Japan is Australia’s second largest trading partner.

While China has become our largest trading partner in recent times, it is interesting to note the latest trade figures from the Department of Foreign Affairs and Trade

It seems our export trade with China has fallen sharply from Dec ’09 to Jan ’10.  And has been in slow decline since March 2009. That is a trend to watch closely.

There are many grave questions being raised about the sustainability of the China boom. And Japan’s economy is clearly in very deep trouble indeed.

So it is gross incompetence for our financial authorities – such as RBA Governor Glenn Stevens and Treasury Secretary Ken Henry – to continue to plan on our two largest trading partners being able to sustain our economy and get us out of debt in the years ahead.

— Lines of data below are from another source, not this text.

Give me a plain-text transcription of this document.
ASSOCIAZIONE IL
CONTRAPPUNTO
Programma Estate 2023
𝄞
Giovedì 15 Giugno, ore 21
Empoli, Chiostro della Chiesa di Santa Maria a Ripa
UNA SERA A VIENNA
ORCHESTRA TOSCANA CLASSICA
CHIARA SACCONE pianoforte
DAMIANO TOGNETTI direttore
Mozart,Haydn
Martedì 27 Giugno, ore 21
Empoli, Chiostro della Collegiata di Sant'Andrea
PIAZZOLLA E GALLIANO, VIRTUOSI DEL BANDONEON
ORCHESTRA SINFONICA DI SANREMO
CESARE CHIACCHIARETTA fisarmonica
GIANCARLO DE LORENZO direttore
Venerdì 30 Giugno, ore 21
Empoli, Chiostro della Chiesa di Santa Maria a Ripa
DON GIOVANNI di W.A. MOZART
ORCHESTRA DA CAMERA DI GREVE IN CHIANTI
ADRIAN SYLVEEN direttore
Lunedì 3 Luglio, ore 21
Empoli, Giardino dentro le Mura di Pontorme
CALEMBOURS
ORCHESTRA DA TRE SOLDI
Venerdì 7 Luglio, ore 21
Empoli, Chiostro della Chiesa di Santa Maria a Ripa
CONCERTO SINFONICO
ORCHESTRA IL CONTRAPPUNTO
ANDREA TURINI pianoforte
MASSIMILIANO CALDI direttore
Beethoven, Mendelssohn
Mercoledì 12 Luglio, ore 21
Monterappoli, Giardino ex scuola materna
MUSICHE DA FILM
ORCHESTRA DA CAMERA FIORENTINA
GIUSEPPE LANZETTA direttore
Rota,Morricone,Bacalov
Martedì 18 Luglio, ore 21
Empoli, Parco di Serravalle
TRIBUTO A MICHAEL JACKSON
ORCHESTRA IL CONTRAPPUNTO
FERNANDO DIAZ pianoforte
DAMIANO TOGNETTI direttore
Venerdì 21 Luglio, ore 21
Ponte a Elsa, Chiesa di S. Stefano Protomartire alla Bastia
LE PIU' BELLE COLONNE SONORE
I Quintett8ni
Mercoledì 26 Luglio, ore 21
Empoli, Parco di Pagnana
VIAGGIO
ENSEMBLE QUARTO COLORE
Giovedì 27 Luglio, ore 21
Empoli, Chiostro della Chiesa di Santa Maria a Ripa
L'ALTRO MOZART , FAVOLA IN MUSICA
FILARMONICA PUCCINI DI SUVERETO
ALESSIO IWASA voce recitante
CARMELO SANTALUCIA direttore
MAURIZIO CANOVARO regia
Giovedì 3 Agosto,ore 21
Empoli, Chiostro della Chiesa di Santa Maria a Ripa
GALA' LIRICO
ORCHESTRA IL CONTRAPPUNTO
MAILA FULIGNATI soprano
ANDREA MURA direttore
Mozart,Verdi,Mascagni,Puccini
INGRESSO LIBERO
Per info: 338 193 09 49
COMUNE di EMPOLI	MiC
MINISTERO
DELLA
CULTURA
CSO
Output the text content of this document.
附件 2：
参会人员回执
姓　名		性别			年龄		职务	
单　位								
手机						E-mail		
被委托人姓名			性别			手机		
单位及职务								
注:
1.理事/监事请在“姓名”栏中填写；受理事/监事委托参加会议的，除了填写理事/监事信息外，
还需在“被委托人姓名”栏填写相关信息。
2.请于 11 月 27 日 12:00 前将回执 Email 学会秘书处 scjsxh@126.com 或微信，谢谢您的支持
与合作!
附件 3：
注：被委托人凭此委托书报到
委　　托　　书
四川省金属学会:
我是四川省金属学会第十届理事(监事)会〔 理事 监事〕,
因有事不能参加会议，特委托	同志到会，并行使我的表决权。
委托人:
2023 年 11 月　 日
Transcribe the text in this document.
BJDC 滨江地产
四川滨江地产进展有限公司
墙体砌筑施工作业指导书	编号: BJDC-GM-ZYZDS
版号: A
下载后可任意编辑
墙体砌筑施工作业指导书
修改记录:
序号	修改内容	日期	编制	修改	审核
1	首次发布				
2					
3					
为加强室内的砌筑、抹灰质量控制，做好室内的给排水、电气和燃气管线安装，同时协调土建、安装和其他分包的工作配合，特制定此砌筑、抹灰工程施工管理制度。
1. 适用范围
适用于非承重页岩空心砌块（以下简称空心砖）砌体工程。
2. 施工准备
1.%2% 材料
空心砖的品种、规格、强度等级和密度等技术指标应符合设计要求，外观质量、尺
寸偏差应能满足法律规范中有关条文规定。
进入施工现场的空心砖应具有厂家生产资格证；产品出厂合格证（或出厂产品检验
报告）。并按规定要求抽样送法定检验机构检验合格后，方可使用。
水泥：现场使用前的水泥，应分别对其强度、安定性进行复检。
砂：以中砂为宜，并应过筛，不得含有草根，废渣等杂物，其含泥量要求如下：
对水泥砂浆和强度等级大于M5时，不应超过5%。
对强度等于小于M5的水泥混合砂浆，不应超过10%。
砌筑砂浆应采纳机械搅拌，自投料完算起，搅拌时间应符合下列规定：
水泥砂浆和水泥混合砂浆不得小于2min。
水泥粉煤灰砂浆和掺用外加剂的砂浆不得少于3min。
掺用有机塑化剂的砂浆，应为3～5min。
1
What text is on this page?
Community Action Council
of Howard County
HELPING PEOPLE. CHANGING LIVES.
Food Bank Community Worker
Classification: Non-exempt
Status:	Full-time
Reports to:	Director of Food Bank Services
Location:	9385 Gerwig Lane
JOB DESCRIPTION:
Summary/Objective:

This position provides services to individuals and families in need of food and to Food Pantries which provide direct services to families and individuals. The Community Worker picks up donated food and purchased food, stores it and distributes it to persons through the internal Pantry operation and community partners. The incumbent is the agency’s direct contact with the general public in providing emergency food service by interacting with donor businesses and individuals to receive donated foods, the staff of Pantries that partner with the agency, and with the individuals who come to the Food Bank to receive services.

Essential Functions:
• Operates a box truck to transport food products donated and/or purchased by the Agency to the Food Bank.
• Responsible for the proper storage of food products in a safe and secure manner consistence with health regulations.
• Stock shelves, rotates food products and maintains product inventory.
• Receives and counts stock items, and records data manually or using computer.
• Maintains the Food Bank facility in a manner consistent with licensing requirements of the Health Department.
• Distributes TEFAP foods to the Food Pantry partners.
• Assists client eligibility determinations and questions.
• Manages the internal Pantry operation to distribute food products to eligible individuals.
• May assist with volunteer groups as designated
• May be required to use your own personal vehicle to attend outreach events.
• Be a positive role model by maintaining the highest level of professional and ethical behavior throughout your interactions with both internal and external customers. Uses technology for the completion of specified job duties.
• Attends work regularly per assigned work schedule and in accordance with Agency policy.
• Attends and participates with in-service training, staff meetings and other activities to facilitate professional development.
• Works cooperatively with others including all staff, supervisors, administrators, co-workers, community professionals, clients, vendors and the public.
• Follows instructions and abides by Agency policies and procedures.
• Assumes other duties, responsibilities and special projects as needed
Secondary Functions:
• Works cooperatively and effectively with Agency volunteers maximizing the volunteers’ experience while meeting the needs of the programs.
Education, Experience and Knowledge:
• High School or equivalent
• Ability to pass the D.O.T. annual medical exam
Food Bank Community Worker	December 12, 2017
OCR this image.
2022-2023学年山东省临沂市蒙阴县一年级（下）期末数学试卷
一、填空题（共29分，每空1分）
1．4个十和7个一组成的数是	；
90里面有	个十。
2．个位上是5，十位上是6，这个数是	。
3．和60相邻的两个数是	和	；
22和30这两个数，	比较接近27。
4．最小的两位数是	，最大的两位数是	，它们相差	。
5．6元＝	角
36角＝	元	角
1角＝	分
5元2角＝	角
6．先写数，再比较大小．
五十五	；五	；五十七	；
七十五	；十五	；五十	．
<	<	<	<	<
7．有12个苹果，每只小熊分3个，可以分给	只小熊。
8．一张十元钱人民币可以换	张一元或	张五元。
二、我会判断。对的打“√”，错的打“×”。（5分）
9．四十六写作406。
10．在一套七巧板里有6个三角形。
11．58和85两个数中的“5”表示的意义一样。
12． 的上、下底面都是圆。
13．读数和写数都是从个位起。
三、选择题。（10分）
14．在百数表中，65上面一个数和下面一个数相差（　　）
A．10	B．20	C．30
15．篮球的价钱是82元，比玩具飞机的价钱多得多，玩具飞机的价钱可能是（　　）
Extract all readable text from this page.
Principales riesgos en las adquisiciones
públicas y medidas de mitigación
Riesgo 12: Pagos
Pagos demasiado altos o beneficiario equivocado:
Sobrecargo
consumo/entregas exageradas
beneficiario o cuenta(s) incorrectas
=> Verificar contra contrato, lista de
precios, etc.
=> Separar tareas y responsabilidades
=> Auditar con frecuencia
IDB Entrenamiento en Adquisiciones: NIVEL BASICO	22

Japan PM: Nation’s Fiscal State ‘Quite Severe’

5 Mar

From Reuters:

Japanese Prime Minister Yukio Hatoyama said on Thursday there is no doubt that the nation’s fiscal state is quite severe.

“There is no doubt that the current situation is quite severe,” Hatoyama said in a parliamentary committee meeting.

Japan is Australia’s second largest trading partner.  In the December 2009 quarter we sold $38.2bn in exports to Japan. China is our largest trading partner – we sold $42.2bn in exports to China in the same quarter.

A further deterioration in Japan’s ‘quite severe’ financial situation, and/or the predicted bursting of the China real estate bubble, would have disastrous impacts on the Australian economy.